Researchers at Columbia Engineering have demonstrated, for the first time, a chip-based dual-comb spectrometer in the mid-infrared range, that requires no moving parts and can acquire spectra in less than 2 microseconds. The system, which consists of two mutually coherent, low-noise, microresonator-based frequency combs spanning 2600 nm to 4100 nm, could lead to the development of a spectroscopy lab-on-a-chip for real-time sensing on the nanosecond time scale.
“Our results show the broadest optical bandwidth demonstrated for dual-comb spectroscopy on an integrated platform,” said Alexander Gaeta, David M. Rickey Professor of Applied Physics and of Materials Science and senior author of the study, published May 14 in Nature Communications.
Creating a spectroscopic sensing device on a chip that can realize real-time, high-throughput detection of trace molecules has been challenging. A few months ago, teams led by Gaeta and Michal Lipson, Higgins Professor of Electrical Engineering, were the first to miniaturize dual-frequency combs by putting two frequency comb generators on a single millimeter-sized chip. They have been working on broadening the frequency span of the dual combs, and on increasing the resolution of the spectrometer by tuning the lines of the comb.

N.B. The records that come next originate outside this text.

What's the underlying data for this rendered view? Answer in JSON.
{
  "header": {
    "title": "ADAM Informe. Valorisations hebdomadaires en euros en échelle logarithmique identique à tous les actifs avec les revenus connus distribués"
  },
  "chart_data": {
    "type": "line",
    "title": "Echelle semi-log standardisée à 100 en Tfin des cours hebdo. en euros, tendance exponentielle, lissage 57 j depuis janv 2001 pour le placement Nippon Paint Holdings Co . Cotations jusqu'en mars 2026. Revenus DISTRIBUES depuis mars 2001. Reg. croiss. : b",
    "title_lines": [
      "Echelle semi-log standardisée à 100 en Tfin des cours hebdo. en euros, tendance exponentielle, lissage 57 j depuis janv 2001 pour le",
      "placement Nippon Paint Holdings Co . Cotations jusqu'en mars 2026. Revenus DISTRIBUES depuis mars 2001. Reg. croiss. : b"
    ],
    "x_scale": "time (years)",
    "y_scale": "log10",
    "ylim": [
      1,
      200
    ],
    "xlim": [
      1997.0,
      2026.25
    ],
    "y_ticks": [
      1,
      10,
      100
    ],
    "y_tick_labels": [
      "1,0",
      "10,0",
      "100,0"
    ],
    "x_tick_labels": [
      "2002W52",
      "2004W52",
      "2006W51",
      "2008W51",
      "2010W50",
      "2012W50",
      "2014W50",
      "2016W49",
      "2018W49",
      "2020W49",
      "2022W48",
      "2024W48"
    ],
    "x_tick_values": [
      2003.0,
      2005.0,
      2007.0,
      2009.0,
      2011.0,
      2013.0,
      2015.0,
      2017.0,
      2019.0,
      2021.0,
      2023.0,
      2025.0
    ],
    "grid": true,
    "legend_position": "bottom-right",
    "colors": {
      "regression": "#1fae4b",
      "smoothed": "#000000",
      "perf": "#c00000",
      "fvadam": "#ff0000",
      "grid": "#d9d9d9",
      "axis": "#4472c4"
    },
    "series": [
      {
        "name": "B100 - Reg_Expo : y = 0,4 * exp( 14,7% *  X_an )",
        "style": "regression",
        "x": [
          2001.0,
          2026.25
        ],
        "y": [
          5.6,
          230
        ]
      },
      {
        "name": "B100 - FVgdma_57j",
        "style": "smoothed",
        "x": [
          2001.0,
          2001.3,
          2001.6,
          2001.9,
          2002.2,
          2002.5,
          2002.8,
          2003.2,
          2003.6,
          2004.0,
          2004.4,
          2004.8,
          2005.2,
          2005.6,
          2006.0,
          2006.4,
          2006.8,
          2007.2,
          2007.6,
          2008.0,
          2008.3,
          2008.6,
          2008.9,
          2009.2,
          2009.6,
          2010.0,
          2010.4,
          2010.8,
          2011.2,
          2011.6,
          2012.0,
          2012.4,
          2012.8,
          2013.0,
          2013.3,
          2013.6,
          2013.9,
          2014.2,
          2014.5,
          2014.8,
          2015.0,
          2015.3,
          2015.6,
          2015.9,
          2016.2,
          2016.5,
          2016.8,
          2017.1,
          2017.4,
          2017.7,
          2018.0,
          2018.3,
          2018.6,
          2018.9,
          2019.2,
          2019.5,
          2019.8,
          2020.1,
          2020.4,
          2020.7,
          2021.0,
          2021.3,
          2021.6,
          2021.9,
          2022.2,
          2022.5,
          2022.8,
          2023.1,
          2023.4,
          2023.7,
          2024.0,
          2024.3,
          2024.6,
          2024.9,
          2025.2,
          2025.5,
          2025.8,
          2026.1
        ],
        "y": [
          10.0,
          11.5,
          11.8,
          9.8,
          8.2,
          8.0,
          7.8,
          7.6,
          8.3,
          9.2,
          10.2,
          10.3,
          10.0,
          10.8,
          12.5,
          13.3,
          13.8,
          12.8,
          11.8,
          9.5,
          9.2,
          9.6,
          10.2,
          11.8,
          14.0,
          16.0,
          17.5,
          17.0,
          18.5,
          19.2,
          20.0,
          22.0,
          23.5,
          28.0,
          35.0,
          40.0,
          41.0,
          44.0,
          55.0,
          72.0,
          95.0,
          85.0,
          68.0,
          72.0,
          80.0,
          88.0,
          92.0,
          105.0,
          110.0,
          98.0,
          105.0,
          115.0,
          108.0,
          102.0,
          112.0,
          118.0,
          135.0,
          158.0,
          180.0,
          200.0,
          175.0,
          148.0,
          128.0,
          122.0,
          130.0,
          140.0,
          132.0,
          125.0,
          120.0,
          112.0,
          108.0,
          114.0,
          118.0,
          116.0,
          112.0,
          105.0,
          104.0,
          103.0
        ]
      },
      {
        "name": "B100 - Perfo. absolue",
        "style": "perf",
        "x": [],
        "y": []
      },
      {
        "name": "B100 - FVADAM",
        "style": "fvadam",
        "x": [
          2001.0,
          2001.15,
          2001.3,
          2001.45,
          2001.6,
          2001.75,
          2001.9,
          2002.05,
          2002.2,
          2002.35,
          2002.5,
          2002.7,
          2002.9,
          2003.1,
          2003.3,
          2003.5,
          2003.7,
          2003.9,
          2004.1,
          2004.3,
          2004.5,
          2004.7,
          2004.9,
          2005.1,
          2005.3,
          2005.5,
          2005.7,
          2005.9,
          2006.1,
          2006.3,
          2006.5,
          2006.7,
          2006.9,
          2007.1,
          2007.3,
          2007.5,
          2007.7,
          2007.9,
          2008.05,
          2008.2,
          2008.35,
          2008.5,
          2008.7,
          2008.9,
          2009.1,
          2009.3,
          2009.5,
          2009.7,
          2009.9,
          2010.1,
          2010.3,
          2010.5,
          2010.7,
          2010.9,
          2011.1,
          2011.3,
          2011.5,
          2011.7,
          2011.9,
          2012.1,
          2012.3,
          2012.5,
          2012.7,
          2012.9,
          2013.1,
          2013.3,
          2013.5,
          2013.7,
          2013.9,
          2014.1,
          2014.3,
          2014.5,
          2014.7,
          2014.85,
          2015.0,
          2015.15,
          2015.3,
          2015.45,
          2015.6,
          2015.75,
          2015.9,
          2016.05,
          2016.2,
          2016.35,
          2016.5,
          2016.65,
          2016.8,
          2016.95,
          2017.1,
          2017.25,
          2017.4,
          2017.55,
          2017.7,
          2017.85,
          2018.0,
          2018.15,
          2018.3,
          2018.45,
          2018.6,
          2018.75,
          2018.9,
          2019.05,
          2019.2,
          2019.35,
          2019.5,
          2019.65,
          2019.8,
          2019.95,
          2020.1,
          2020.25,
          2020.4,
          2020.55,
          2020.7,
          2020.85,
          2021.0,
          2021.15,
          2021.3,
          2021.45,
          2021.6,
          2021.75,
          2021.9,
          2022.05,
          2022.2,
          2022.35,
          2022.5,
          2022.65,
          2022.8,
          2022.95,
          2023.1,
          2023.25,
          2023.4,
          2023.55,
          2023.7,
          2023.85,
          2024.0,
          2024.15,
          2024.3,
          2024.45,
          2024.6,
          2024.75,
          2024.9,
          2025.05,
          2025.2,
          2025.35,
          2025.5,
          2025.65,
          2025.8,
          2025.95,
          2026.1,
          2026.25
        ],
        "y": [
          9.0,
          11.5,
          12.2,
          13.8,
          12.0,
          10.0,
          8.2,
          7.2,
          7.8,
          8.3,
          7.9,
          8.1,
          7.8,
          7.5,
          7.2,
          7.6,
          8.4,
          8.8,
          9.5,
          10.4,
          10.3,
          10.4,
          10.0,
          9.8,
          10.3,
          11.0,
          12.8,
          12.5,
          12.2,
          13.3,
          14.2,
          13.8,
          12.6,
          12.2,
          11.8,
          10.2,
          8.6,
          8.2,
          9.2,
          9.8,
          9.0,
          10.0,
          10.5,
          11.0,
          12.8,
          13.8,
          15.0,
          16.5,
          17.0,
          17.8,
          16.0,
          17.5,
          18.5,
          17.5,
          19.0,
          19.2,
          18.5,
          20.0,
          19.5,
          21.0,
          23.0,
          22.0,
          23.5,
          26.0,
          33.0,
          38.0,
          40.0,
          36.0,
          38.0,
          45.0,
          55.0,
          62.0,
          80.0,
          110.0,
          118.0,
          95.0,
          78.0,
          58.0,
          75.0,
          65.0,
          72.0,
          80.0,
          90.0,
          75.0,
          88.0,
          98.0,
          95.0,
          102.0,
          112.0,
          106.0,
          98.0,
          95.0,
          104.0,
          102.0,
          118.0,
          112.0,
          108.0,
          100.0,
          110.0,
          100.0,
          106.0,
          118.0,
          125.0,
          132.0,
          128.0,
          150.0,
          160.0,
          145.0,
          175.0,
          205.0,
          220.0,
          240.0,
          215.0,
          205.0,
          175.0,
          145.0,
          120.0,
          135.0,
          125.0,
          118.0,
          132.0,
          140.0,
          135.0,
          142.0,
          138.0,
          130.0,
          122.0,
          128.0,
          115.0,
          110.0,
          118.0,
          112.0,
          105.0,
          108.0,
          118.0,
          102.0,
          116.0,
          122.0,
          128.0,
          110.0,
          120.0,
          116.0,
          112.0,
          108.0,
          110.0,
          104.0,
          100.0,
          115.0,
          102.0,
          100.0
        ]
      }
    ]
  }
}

In this current study, the researchers focused on the mid-infrared (mid-IR) range, which, because its strong molecular absorption is typically 10 to 1,000 times greater than those in the visible or near-infrared, is ideal for detecting trace molecules. The mid-IR range effectively covers the “fingerprint” of many molecules.
The team performed mid-IR dual-comb spectroscopy using two silicon nanophotonic devices as microresonators. Their integrated devices enabled the direct generation of broadband mid-infrared light and fast acquisition speeds for characterizing molecular absorption.
“Our work is a critical advance for chip-based dual-comb spectroscopy for liquid/solid phase studies,” said Mengjie Yu, lead author of the paper and a PhD student in Gaeta’s lab. “Our chip-scale broadband optical system, essentially a photonic lab-on-a-chip, is well-suited for identification of chemical species and could find a wide range of applications in chemistry, biomedicine, material science, and industrial process control.”